Ci hanno provato tempo fa con Marilyn Manson, tornano alla carica con Elton John. Il Popolo della Famiglia, partito da zero virgola (alle ultime politiche ha ottenuto lo 0,66%) che fa capo al re degli omofobi Mario Adinolfi, pretenderebbe che i due concerti appena annunciati di Elton John all’Arena di Verona fossero censurati perché la popstar inglese è un omosessuale dichiarato, è sposato con un uomo e padre di due figli.

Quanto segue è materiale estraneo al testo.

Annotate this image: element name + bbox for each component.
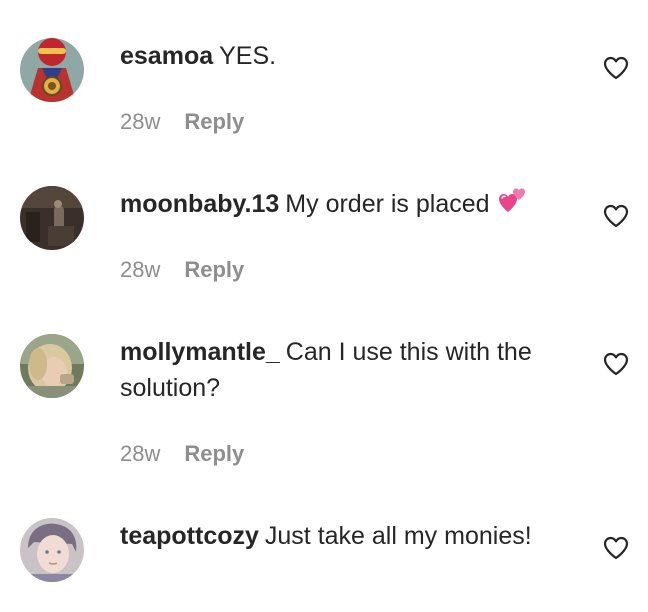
avatar[interactable] — [20, 186, 84, 250]
comment-timestamp[interactable]: 28w — [120, 441, 160, 466]
comment-username[interactable]: moonbaby.13 — [120, 190, 279, 218]
comment-timestamp[interactable]: 28w — [120, 109, 160, 134]
person-avatar-icon — [20, 518, 84, 582]
comment-username[interactable]: esamoa — [120, 42, 213, 70]
reply-button[interactable]: Reply — [184, 257, 244, 282]
blonde-person-avatar-icon — [20, 334, 84, 398]
superhero-avatar-icon — [20, 38, 84, 102]
heart-outline-icon[interactable] — [603, 56, 629, 80]
comment-username[interactable]: teapottcozy — [120, 522, 259, 550]
reply-button[interactable]: Reply — [184, 441, 244, 466]
dark-photo-avatar-icon — [20, 186, 84, 250]
comment-text: teapottcozy Just take all my monies! — [120, 518, 560, 554]
avatar[interactable] — [20, 518, 84, 582]
comment-body: YES. — [219, 42, 277, 70]
heart-outline-icon[interactable] — [603, 204, 629, 228]
heart-outline-icon[interactable] — [603, 536, 629, 560]
comment-text: moonbaby.13 My order is placed — [120, 186, 560, 224]
comment-meta: 28w Reply — [120, 108, 244, 136]
heart-outline-icon[interactable] — [603, 352, 629, 376]
comment-meta: 28w Reply — [120, 440, 244, 468]
reply-button[interactable]: Reply — [184, 109, 244, 134]
avatar[interactable] — [20, 334, 84, 398]
avatar[interactable] — [20, 38, 84, 102]
two-hearts-icon — [497, 186, 527, 224]
comment-username[interactable]: mollymantle_ — [120, 338, 280, 366]
comment-timestamp[interactable]: 28w — [120, 257, 160, 282]
comment-body: Just take all my monies! — [264, 522, 532, 550]
comment-body: My order is placed — [285, 190, 490, 218]
comment-meta: 28w Reply — [120, 256, 244, 284]
comment-text: mollymantle_ Can I use this with the solu… — [120, 334, 560, 406]
comment-text: esamoa YES. — [120, 38, 560, 74]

Ad avanzare questa richiesta perlomeno ridicola è stato il portavoce del PdF a Verona, Filippo Grigolini, che ha chiesto esplicitamente al sindaco della città scaligera Federico Sboarina di negare l’autorizzazione dell’uso dell’Arena per i concerti di Elton John. «Spettasse a me decidere», ha dichiarato Grigolini al Corriere di Verona, «lo farei. Lo so, è una decisione difficile. Scoppierebbe il finimondo. Ma si tornerebbe finalmente a parlare di utero in affitto, un fenomeno che continua a esistere ma che è scomparso dal dibattito pubblico, quasi normalizzandosi».
Immediatamente si sono levate le voci “contro”, e quasi certamente il tutto finirà in una bolla d’aria. I concerti di Elton John si svolgeranno regolarmente e magari gli ultra conservatori cattolici che oggi fanno tanto gli indignati chiederanno pure i biglietti omaggio. Ma che nel 2018 ci siano ancora personaggi che divulgano certe idee così retrograde deve far pensare. E il problema è che l’aria che si respira dopo le ultime elezioni per quanto riguarda i diritti civili si è fatta ancora più pesante.